Vão cantar durante a viagem? Joaquim Galado, 56 anos, olha para a repórter com espanto, como se quisesse certificar-se de que a pergunta era a sério. “Com certeza.” E, de facto, o grupo canta – à meia-noite em Caia, iluminados pelos faróis do autocarro, para uma emissão da TSF em directo; na manhã seguinte, frente ao café de uma área de serviço no País Basco, para a RDP e Rádio Voz da Planície; no autocarro, para toda a gente.
Joaquim Galado, boné de fazenda dobrado no banco da frente, cita a quadra de uma cantiga.
“O cantar não tem ciência /
Saber cantar é que tem /
Há muito quem muito cante /
Mas pouco quem cante bem.”
Ele espera uma reacção. “Ponha lá a sua cabecinha a trabalhar e veja se não é verdadeiro.”
“Quando existiam os trabalhos do campo, ia-se para a apanha do grão, para a ceifa do trigo, de madrugada, a pé, e eram os dias inteiros cantando”, diz Joaquim. “Passando mal, ganhando ordenados de miséria. Mas cantando. Agora já não há tanto trabalho no campo.”
Salvo Joaquim, que continua cantando no seu tractor.
“Oh, tantas vezes.”
Consegue cantar por cima do ruído do tractor?

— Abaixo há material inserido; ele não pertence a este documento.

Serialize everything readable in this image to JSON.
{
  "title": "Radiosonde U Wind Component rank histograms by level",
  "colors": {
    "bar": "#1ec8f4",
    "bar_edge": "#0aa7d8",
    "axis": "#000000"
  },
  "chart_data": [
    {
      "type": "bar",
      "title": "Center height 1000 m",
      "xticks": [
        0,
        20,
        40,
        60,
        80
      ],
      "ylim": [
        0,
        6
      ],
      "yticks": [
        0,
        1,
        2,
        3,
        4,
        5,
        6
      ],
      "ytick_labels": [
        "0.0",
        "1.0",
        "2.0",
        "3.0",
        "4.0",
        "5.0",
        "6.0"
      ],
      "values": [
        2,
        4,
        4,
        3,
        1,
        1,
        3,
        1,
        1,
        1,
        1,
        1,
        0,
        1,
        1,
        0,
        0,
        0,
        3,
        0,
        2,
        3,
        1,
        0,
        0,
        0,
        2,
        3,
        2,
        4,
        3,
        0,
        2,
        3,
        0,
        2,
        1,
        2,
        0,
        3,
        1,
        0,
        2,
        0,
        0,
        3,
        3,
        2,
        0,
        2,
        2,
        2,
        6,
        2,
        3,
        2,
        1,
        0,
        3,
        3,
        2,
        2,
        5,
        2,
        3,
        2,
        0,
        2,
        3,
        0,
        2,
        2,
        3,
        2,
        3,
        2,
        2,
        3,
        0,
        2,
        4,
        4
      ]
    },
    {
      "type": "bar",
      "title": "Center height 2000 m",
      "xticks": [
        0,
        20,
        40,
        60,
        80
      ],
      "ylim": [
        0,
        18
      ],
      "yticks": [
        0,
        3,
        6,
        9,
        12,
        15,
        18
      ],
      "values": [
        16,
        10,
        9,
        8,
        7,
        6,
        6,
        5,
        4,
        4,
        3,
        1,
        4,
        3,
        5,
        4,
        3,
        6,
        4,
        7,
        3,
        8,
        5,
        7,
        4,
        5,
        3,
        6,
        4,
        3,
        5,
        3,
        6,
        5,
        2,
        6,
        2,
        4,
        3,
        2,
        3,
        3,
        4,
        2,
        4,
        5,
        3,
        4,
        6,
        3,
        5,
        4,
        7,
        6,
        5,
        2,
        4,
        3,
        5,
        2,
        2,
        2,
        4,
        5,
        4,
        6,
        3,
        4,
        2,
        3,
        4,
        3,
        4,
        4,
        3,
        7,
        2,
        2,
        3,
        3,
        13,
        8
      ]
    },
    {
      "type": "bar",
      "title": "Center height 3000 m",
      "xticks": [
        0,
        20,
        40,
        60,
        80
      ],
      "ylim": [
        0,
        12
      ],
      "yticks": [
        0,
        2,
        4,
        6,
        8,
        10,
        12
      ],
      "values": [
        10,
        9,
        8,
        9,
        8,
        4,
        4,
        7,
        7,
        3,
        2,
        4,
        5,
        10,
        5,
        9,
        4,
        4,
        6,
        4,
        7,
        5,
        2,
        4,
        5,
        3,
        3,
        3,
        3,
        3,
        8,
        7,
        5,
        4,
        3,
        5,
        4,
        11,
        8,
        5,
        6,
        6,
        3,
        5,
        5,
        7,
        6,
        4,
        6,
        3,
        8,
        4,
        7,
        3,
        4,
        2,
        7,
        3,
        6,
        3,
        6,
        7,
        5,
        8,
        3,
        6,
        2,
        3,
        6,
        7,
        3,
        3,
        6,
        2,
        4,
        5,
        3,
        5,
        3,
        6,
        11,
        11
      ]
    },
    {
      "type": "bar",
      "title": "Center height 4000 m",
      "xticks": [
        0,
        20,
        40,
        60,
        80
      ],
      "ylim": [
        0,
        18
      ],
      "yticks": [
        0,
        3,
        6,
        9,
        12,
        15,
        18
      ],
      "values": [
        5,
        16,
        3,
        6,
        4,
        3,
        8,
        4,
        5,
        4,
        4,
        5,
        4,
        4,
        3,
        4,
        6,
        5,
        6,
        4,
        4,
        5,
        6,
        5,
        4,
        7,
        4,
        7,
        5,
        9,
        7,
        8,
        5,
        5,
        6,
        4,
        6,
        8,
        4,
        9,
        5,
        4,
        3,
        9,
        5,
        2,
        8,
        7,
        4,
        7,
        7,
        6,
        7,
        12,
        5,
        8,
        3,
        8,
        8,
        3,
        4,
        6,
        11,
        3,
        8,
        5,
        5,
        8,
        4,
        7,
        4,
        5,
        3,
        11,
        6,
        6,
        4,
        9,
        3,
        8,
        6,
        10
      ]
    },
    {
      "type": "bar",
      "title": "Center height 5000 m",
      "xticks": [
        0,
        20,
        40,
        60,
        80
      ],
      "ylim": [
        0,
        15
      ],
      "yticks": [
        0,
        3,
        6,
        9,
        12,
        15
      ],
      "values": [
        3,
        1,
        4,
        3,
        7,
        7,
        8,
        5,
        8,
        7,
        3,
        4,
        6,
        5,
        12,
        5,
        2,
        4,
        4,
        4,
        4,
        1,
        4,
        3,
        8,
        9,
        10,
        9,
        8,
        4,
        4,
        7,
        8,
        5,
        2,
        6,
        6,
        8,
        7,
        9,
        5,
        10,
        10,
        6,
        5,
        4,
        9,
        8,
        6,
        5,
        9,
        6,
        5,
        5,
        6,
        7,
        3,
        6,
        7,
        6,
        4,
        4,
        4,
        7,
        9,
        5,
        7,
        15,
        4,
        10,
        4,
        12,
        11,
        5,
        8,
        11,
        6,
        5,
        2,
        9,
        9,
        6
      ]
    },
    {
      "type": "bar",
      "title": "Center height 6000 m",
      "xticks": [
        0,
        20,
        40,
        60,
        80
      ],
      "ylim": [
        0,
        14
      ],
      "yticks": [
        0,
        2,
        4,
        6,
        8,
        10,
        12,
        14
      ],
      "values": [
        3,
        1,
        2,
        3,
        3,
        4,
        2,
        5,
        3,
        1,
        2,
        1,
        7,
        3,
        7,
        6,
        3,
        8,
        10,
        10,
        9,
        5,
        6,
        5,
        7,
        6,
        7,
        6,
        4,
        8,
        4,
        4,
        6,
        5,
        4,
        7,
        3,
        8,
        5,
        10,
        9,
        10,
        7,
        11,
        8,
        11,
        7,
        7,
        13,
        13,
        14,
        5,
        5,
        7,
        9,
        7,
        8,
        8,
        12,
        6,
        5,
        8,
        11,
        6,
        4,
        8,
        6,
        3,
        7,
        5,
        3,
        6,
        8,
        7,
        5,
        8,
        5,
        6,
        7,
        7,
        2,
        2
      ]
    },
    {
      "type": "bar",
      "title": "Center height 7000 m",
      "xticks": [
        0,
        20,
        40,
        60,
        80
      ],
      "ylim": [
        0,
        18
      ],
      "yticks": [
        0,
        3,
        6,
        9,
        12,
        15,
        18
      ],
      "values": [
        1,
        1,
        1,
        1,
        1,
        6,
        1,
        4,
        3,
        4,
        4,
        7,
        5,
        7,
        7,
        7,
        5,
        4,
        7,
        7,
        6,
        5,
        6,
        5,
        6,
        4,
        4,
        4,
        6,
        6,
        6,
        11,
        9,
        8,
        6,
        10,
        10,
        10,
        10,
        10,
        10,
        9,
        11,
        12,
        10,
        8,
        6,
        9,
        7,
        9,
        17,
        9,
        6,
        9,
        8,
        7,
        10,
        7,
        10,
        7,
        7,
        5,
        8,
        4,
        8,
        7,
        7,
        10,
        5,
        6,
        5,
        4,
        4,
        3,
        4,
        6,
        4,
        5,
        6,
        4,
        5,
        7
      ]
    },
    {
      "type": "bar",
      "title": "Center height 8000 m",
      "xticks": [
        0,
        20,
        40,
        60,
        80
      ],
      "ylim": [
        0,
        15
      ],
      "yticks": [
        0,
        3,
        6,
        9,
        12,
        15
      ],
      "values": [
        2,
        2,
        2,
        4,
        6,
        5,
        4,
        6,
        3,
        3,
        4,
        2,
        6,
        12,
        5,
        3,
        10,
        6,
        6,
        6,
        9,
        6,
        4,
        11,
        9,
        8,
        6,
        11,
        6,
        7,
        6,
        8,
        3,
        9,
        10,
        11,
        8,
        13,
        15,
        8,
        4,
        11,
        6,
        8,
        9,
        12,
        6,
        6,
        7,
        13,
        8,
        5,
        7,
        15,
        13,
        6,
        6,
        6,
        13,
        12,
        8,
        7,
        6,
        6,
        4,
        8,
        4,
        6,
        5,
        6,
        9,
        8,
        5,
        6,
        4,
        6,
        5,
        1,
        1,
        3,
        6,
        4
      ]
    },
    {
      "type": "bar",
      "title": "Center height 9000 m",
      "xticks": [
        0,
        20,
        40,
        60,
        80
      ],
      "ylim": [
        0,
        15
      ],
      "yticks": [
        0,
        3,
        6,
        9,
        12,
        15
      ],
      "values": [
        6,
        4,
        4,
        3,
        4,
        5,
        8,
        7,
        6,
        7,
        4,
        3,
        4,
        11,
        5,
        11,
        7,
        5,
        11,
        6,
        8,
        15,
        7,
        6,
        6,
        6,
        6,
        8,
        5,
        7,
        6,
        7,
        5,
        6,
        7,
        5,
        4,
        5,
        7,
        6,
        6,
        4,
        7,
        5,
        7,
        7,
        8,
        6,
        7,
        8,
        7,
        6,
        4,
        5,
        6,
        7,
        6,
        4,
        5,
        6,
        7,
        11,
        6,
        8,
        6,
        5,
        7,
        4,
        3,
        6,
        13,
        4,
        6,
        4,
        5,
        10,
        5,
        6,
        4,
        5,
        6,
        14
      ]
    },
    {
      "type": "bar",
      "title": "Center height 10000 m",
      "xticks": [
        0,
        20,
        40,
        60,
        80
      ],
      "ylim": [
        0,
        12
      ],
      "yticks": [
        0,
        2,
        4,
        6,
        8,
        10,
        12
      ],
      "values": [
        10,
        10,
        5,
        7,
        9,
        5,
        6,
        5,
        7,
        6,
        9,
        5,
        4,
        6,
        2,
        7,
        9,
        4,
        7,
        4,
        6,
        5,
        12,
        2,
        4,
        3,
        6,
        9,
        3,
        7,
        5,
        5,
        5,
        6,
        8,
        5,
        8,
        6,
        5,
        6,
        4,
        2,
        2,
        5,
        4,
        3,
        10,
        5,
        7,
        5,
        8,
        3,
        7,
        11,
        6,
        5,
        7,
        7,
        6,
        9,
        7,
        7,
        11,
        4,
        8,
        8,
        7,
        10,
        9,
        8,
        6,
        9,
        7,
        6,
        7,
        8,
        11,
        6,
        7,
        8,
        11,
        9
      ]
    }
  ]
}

“Parece mentira. A gente vai atrás do barulho do motor e subimos o tom de voz que nem nos apercebemos. Você pode estar a um quilómetro e estar a ouvir. A sério. Só se o vento estiver contrário.”
E, agora, Joaquim terá Paris. A Torre Eiffel, iluminada, amarela, é avistada do autocarro às 23h35 de segunda-feira.
“Então isto é que é Paris?”
“Parece uma chaminé.”
Ninguém cantou.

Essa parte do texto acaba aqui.